To compare with the existing method, the FaceNet-PyTorch [21] in python library includes several versions of the FaceNet model. In this research work, we use the Casia-Webface version. This model is trained with the same dataset that we used. The dataset LFW and its variants will be reused in this experiment.

Our model will be the model at epoch 49, which is the latest model. At first, two models will convert images from the “no mask LFW" dataset into database embedding. Each label will have only one embedding. Then two models will predict data in two cases: LFW (with mask) and LFW (without mask). In this test we do not use a threshold to maximize the accuracy of two models, so the unknown answer will be zero (see Table 1).

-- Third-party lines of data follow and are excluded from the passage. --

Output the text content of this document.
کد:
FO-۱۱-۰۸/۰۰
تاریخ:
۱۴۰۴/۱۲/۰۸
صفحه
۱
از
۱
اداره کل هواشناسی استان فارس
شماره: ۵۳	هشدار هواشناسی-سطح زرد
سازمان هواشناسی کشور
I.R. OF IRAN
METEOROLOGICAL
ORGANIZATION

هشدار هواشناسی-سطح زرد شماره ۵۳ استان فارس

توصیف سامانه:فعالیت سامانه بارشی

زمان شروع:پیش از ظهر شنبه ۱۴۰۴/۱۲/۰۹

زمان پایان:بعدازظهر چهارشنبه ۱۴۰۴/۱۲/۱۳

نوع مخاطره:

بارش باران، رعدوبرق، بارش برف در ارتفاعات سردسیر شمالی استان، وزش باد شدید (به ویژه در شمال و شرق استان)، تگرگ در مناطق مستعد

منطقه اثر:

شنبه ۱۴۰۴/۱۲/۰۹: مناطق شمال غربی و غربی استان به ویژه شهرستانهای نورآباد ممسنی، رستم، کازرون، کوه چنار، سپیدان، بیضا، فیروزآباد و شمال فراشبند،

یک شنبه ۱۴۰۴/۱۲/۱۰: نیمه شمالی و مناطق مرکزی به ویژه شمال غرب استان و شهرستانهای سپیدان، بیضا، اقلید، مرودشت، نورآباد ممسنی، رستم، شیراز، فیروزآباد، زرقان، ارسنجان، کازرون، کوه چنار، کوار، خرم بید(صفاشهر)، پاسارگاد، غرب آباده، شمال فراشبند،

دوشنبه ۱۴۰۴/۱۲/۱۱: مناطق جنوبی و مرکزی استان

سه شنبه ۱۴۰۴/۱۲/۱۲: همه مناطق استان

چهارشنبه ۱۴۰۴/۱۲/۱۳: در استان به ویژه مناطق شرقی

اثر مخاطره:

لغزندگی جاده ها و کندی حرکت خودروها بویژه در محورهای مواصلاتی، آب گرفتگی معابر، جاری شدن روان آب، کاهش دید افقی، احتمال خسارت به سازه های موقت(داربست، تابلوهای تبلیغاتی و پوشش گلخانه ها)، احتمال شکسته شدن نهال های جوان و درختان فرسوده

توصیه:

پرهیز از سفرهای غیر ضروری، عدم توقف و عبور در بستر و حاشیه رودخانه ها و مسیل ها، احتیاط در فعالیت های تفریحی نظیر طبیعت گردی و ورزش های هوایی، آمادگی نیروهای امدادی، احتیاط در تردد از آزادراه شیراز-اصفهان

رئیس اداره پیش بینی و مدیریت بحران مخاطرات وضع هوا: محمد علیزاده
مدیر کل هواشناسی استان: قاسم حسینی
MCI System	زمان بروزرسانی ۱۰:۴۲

Table 1. Comparison of the precision, recall, accuracy and F1 between our model and the existing methods

Comparing to other models, the accuracy of our model is better in case with mask and a little lower in case without mask. In order to improve for both cases (with and without mask), we can increase the number of epochs to run until meet the accuracy of our expectation.

6 Conclusion and Future Work

In this research work, we explore the several methods for face recognition and their application in practice. The methods are based on machine learning techniques are very popular and suitable for almost cases in practical applications nowadays. We proposed a method that is based on the Inception Resnet-v1 to implement our model. The obtained results have been shown the accuracy of our model (see Table 1). It is higher than the existing methods in case with mask. It can be adapted with real context of pandemic of Covid-19 at present. Besides, we built successful an application that will be applied in the company for timekeeping. This application can help the company to check-in, check-out and control their staffs every days. The work in the future can be extended an applied in other security systems as mentioned in the Introduction.